Copernicus cartographie 248 hectares brûlés dans l'incendie de Siviri sur la péninsule de Kassandra en Chalcidique
Un incendie qui s'est déclaré le 13 août à Siviri, Kassandra, a brûlé 248 hectares selon les données satellites Copernicus, avec 446 personnes évacuées et 110 pompiers toujours sur place au 15 août.
Déclenchement et évacuation de l'incendie
Un incendie s'est déclaré à Siviri, sur la péninsule de Kassandra en Chalcidique, le jeudi 13 août 2026 vers 14h00. La zone était fortement sollicitée par l'augmentation du trafic touristique à ce moment-là, ce qui a compliqué la réponse. Les autorités ont activé des messages d'alerte 112 successifs pour évacuer les habitants et les visiteurs de Siviri et de la localité voisine de Fourka vers des zones plus sûres.

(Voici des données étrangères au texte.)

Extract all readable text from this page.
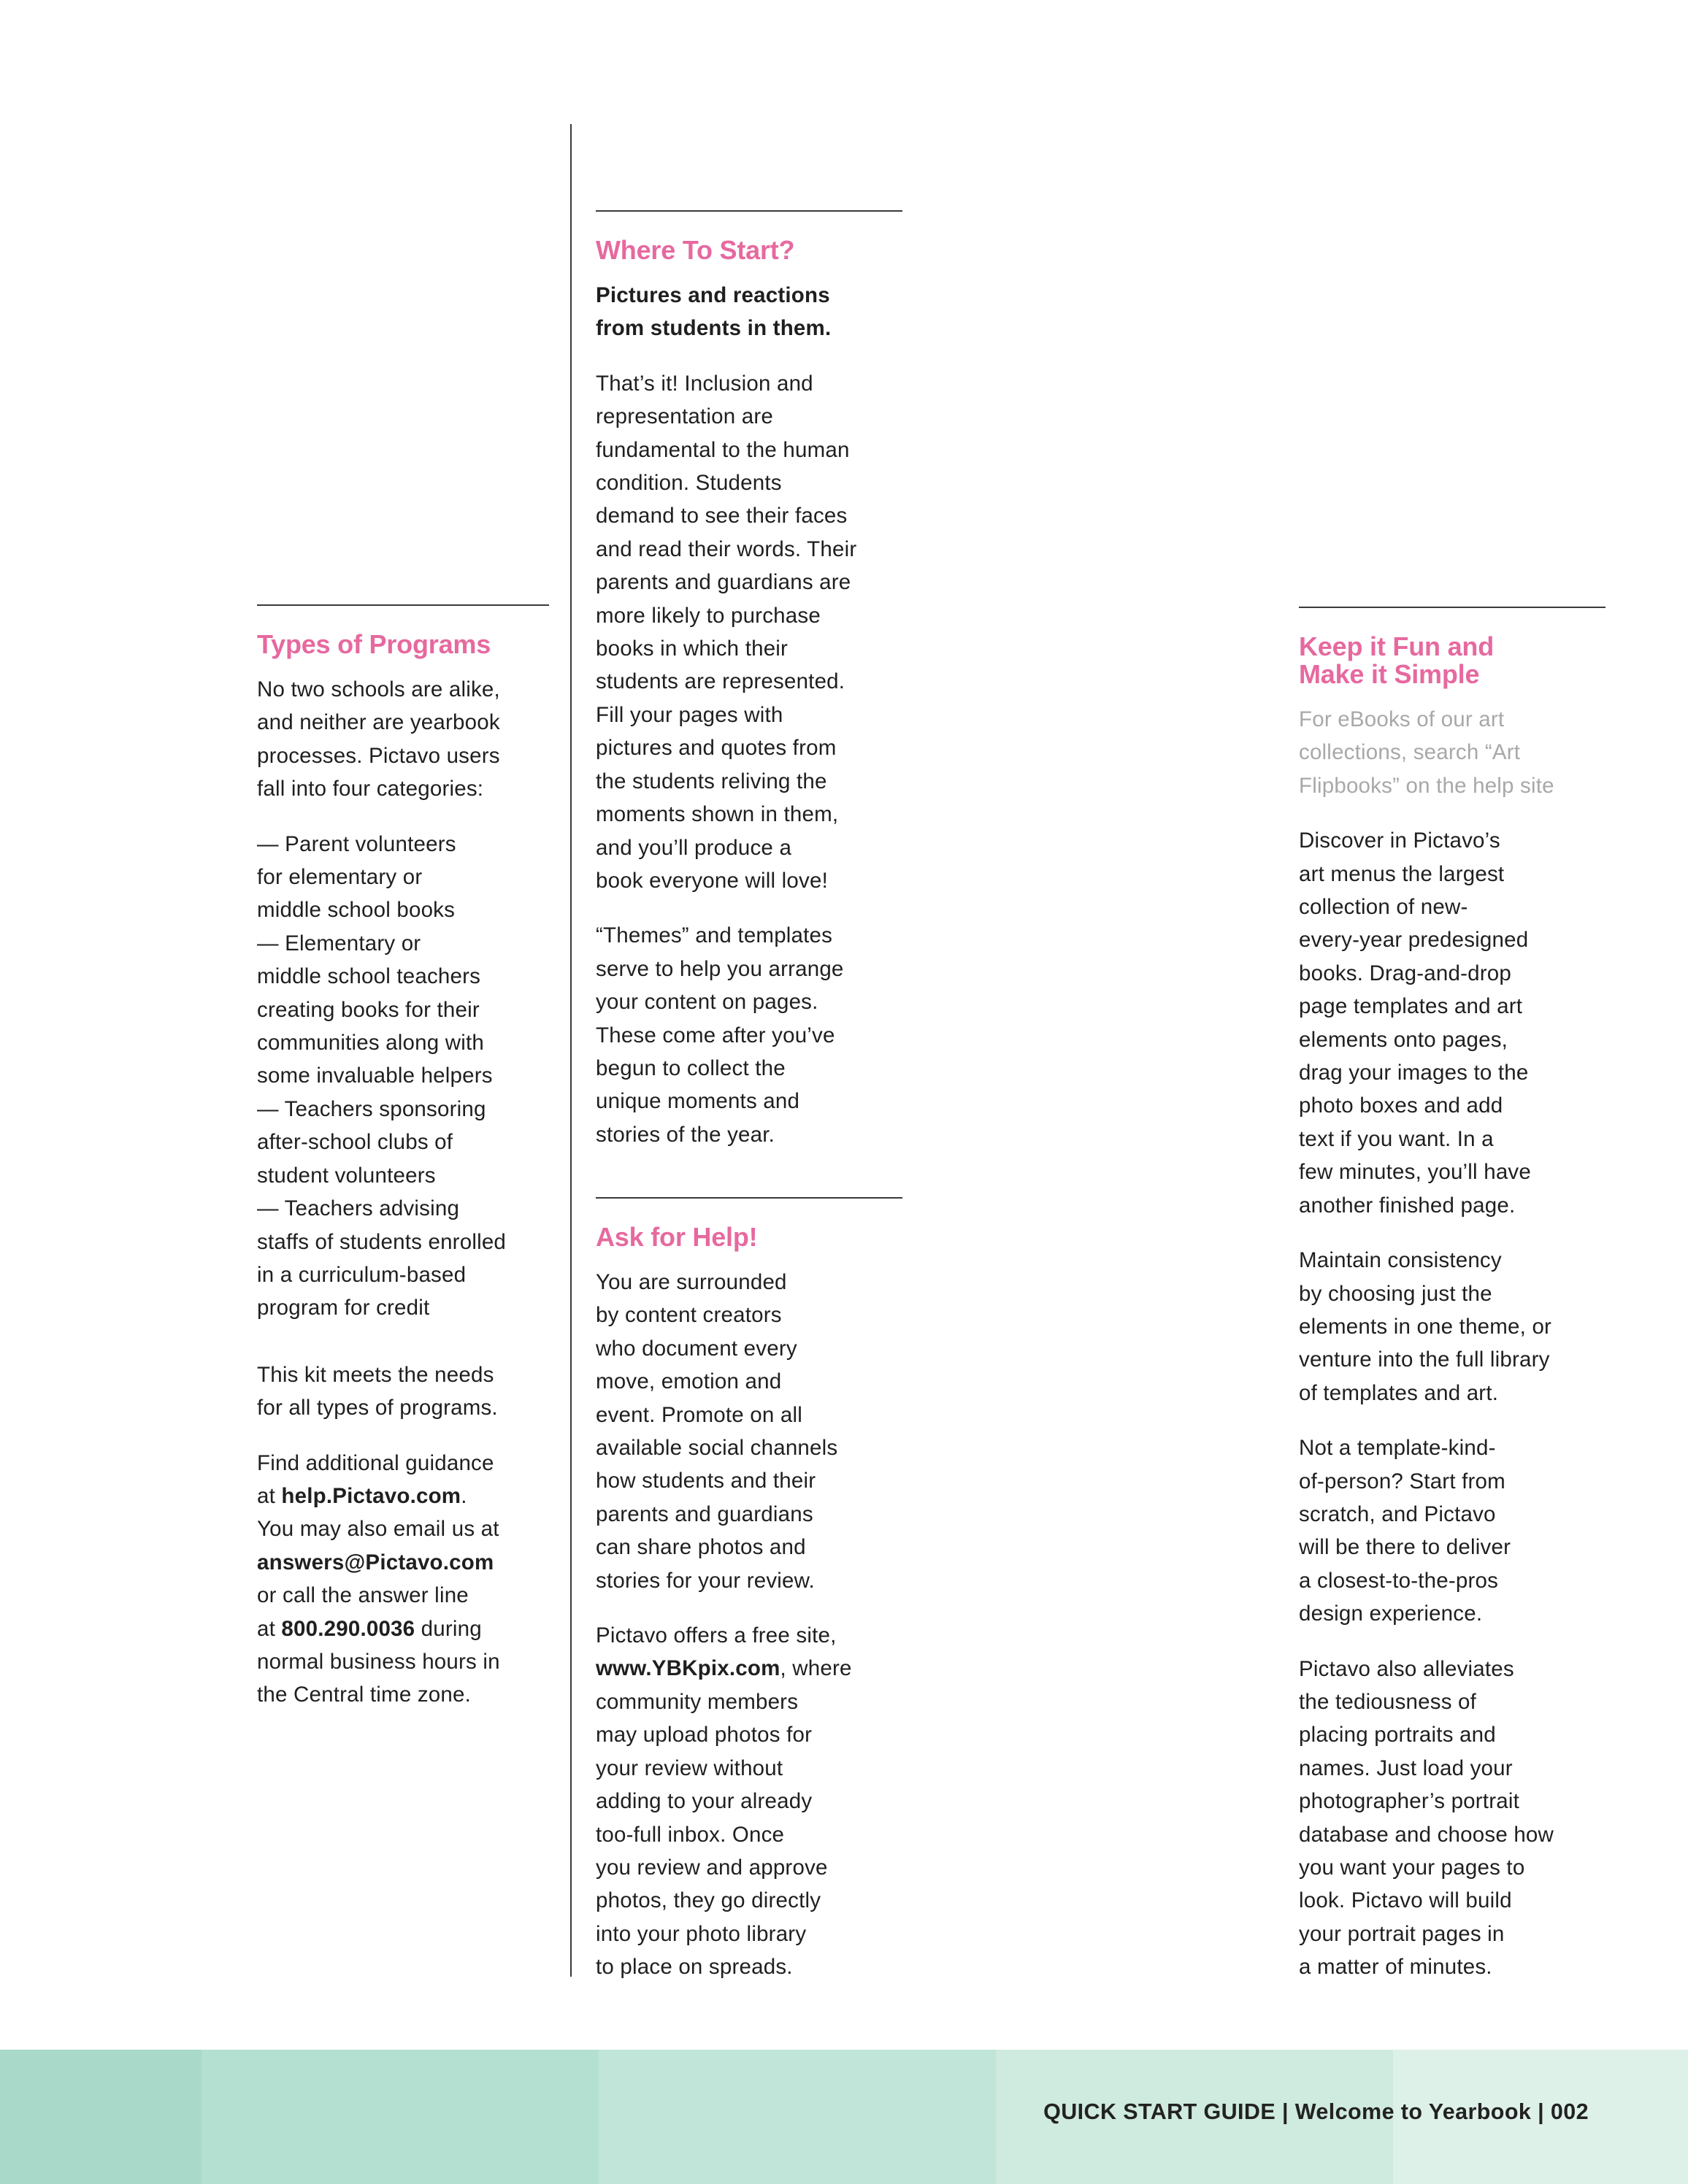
Types of Programs

No two schools are alike,
and neither are yearbook
processes. Pictavo users
fall into four categories:

— Parent volunteers
for elementary or
middle school books
— Elementary or
middle school teachers
creating books for their
communities along with
some invaluable helpers
— Teachers sponsoring
after-school clubs of
student volunteers
— Teachers advising
staffs of students enrolled
in a curriculum-based
program for credit

This kit meets the needs
for all types of programs.

Find additional guidance
at help.Pictavo.com.
You may also email us at
answers@Pictavo.com
or call the answer line
at 800.290.0036 during
normal business hours in
the Central time zone.

Where To Start?

Pictures and reactions
from students in them.

That’s it! Inclusion and
representation are
fundamental to the human
condition. Students
demand to see their faces
and read their words. Their
parents and guardians are
more likely to purchase
books in which their
students are represented.
Fill your pages with
pictures and quotes from
the students reliving the
moments shown in them,
and you’ll produce a
book everyone will love!

“Themes” and templates
serve to help you arrange
your content on pages.
These come after you’ve
begun to collect the
unique moments and
stories of the year.

Ask for Help!

You are surrounded
by content creators
who document every
move, emotion and
event. Promote on all
available social channels
how students and their
parents and guardians
can share photos and
stories for your review.

Pictavo offers a free site,
www.YBKpix.com, where
community members
may upload photos for
your review without
adding to your already
too-full inbox. Once
you review and approve
photos, they go directly
into your photo library
to place on spreads.

Keep it Fun and
Make it Simple

For eBooks of our art
collections, search “Art
Flipbooks” on the help site

Discover in Pictavo’s
art menus the largest
collection of new-
every-year predesigned
books. Drag-and-drop
page templates and art
elements onto pages,
drag your images to the
photo boxes and add
text if you want. In a
few minutes, you’ll have
another finished page.

Maintain consistency
by choosing just the
elements in one theme, or
venture into the full library
of templates and art.

Not a template-kind-
of-person? Start from
scratch, and Pictavo
will be there to deliver
a closest-to-the-pros
design experience.

Pictavo also alleviates
the tediousness of
placing portraits and
names. Just load your
photographer’s portrait
database and choose how
you want your pages to
look. Pictavo will build
your portrait pages in
a matter of minutes.

QUICK START GUIDE | Welcome to Yearbook | 002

L'évacuation a été particulièrement difficile car il n'existe qu'un seul axe routier principal pour sortir de la première branche de la péninsule de Chalcidique. Selon une source, 446 personnes ont été évacuées par cette route. L'incendie a été maîtrisé et déclaré sans front actif à la mi-journée du vendredi 14 août.

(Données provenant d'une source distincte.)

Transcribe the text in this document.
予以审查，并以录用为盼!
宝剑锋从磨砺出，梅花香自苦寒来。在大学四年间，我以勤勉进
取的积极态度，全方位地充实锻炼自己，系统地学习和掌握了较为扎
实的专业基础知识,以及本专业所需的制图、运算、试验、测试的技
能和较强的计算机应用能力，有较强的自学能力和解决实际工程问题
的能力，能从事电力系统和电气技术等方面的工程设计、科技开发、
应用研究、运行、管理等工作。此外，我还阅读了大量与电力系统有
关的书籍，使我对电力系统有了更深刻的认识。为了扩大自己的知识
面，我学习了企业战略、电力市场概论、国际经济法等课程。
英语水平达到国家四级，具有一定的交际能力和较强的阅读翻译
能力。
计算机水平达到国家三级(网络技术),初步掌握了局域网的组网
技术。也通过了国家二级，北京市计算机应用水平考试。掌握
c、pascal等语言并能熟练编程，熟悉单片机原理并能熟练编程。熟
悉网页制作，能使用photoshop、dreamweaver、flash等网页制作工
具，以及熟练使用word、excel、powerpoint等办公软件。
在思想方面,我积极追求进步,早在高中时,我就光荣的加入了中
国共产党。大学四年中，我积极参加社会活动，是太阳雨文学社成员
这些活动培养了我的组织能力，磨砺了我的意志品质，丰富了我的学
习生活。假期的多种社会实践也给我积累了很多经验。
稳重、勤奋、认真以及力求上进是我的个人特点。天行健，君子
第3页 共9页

Évaluation par satellite Copernicus
Le système satellite Copernicus de l'UE a été activé quelques heures après le début de l'incendie, sur ordre du secrétaire général pour la protection civile Nikos Papaiastathiou, par l'intermédiaire de la Direction de la planification des interventions d'urgence du Secrétariat général pour la protection civile. L'objectif était de produire des produits cartographiques et des données pour les zones de la municipalité de Kassandra afin d'aider les agences impliquées dans la réponse d'urgence et la gestion des conséquences. La demande a été acceptée par l'Union européenne, et des images satellites capturant le périmètre de la zone brûlée ont été produites dans l'après-midi du vendredi 14 août. L'image satellite, datée du 14 août 2026 à 18h56, a enregistré un périmètre total brûlé de 248 hectares, soit l'équivalent de 2,480 stremmata.
- L'incendie se déclare à Siviri, Kassandra, Chalcidique
- Incendie maîtrisé, pas de front actif
- L'image satellite Copernicus enregistre 248 hectares brûlés
Répartition de la zone brûlée
Sur les 2,480 stremmata au total, 1,388 stremmata (environ 56%) correspondent à des zones forestières, tandis que les 1,092 stremmata restants (environ 44%) sont principalement des herbages et des broussailles. Cette distinction revêt une importance particulière pour évaluer les conséquences de l'incendie, car la superficie totale cartographiée comme brûlée n'est pas constituée exclusivement d'écosystème forestier. Dans les zones d'herbages et de broussailles, la régénération naturelle peut être plus rapide, surtout après le retour des pluies automnales, contrairement aux zones forestières où la restauration de la végétation est généralement beaucoup plus lente.
- Forêt
- 138.8 hectares
- Herbages et broussailles
- 109.2 hectares
Opérations de lutte en cours
Au samedi 15 août, l'incendie en Chalcidique est circonscrit et n'a pas de front actif, mais 110 pompiers avec 50 véhicules continuent d'opérer à Siviri pour traiter les foyers résiduels et les points produisant de la fumée, et pour prévenir une éventuelle reprise. Les forces de lutte contre les incendies en Chalcidique restent en alerte. Dans tout le pays, 11 incendies restent sous surveillance, avec des forces des services d'incendie toujours déployées dans les zones où des fronts se sont déclarés les jours précédents, prêtes à intervenir immédiatement en cas de reprise.
Distribution des données et limites
Les données et les cartes du service de gestion des urgences/cartographie de Copernicus seront distribuées gratuitement par la Direction de la planification des interventions d'urgence à toutes les agences concernées pour leur usage opérationnel. La cartographie satellite est décrite comme un outil important pour estimer l'impact des grands incendies, permettant de délimiter les zones touchées et de distinguer les différents types de couverture terrestre. La cartographie du service de gestion des urgences de Copernicus comporte des réserves concernant les limites liées à la date d'acquisition, à l'analyse des données satellites et au processus d'interprétation. La cartographie ne constitue pas à elle seule l'évaluation environnementale ou administrative finale des dommages.